Birlikte çalıştığım sosyal hizmet uzmanı mezun olduktan sonra on dokuz yıl boyunca ticaretle uğraştığı için işi birlikte öğreniyoruz. Ben ondan önce başladığım için ilerideyim. Bir de bilgisayarda hiç değilse herkesin yapabildiği şeyleri yapabildiğim için işler bana kalıyor. Sürekli rapor yazıyorum, plan çıkarıyorum. Bitmiyor. İşin bu kısmından hiç şikayetçi değilim, yanlış anlaşılmasın.
Çocuk diye bahsetsem de kazık kadar otizmliler var burada. Birkaç kez yumruk, tokat yesem de, ellerimde tırnak izlerini, kollarımda sebep oldukları morlukları taşısam da işin bu kısmından da şikayetçi değilim. Çocuğunun saçma hareketleri ve sesleri ile dolu videoları dünyanın en güzel/önemli şeyi imiş gibi herkese izleten anneler gibi davranıyor ve sürekli onlardan bahsediyorum. Bunu her seferinde fark ediyorum aslında. Yine de durmuyorum.
Çocukların rehabilitasyonu ile ilgili her şeyden ben sorumlu olduğum için bakım elemanlarının çalışmasını denetlemek de benim işim. İşte burada işler biraz karışmaya başlıyor. Gözümün önünde yapılan haksızlıklara müdahale edemiyorum. Bana yapılan her şeyin şimdi başkalarına yapılmasının önüne geçmeye çalışıyorum. Gücüm yetmiyor.

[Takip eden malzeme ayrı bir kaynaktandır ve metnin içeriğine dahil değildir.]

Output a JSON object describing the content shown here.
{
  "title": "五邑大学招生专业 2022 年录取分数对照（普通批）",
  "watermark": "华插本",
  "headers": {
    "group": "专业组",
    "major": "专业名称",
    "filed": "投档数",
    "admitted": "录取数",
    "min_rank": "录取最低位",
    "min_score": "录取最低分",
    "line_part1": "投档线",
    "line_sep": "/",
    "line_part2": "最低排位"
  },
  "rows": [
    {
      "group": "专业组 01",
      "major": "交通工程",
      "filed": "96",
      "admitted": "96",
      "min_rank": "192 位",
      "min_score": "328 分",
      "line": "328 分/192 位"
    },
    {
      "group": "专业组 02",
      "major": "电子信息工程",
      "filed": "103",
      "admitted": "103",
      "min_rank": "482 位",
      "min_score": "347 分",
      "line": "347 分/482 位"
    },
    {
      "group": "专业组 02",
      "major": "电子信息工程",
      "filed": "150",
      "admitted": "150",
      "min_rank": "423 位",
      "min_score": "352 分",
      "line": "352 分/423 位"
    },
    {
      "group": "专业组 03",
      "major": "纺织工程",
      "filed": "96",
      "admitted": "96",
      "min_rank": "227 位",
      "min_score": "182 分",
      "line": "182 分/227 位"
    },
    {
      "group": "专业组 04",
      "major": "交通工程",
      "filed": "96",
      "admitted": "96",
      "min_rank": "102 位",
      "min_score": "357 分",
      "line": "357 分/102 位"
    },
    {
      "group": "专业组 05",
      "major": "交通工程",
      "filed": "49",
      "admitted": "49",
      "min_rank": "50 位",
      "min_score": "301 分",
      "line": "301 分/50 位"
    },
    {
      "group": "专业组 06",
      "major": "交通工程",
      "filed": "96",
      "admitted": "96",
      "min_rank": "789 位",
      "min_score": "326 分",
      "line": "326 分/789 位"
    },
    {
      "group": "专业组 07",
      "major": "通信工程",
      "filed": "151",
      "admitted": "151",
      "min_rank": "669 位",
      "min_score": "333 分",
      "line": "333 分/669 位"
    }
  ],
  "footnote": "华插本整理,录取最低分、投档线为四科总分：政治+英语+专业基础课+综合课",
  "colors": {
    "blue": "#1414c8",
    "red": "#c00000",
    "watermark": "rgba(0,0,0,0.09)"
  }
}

Yine de her şey bitmedi diyorum, her yolu deniyorum.
İhaleler yapılıyor. Yine gözümün önünde, aslında herkesin gözünün önünde haksız kazançlar sağlanıyor. Kurumda yatıp kalkan müdür ve ona bütün pis işler konusunda gaz veren oda arkadaşı memur, bolluk, refah, vicdansızlık içinde yaşayıp gidiyorlar. İhaleleri pasladıkları şirketler tarafından yediriliyor, giydiriliyor, taşınıyorlar.

Delirmekten cidden korkuyorum, fakat bunlar karşısında duyarsız olmaktan daha çok korktuğum kesin.

(İhbar etmiş kadar olmuşum bu yazıyla da. Ve galiba bu biraz hoşuma gitti.)

2 yorum:

Romanesk dedi ki...

Tebrik ediyorum sizi.Kurgu olup olmadığını bilmiyorum yazdıklarınızın,kurgu değilse daha çok tebrik ediyorum sizi."Çok parası ve mühim torpilleri olanların havası karşısında biraz üşüyorum." yazmışsınız.Bu cümlenizi anlayamadım bir tek...Saygılarımı sunuyorum.

gazoz kapağı dedi ki...

Ara ara bloğu inceliyorum. okuduklarım karşısında "dindarlık" açısından örnek aldığım insanlardan birisiniz. Size dua ediyorum. Rabbim sizi, mücadelenizi, kuvvetinizi korusun ve arttırsın.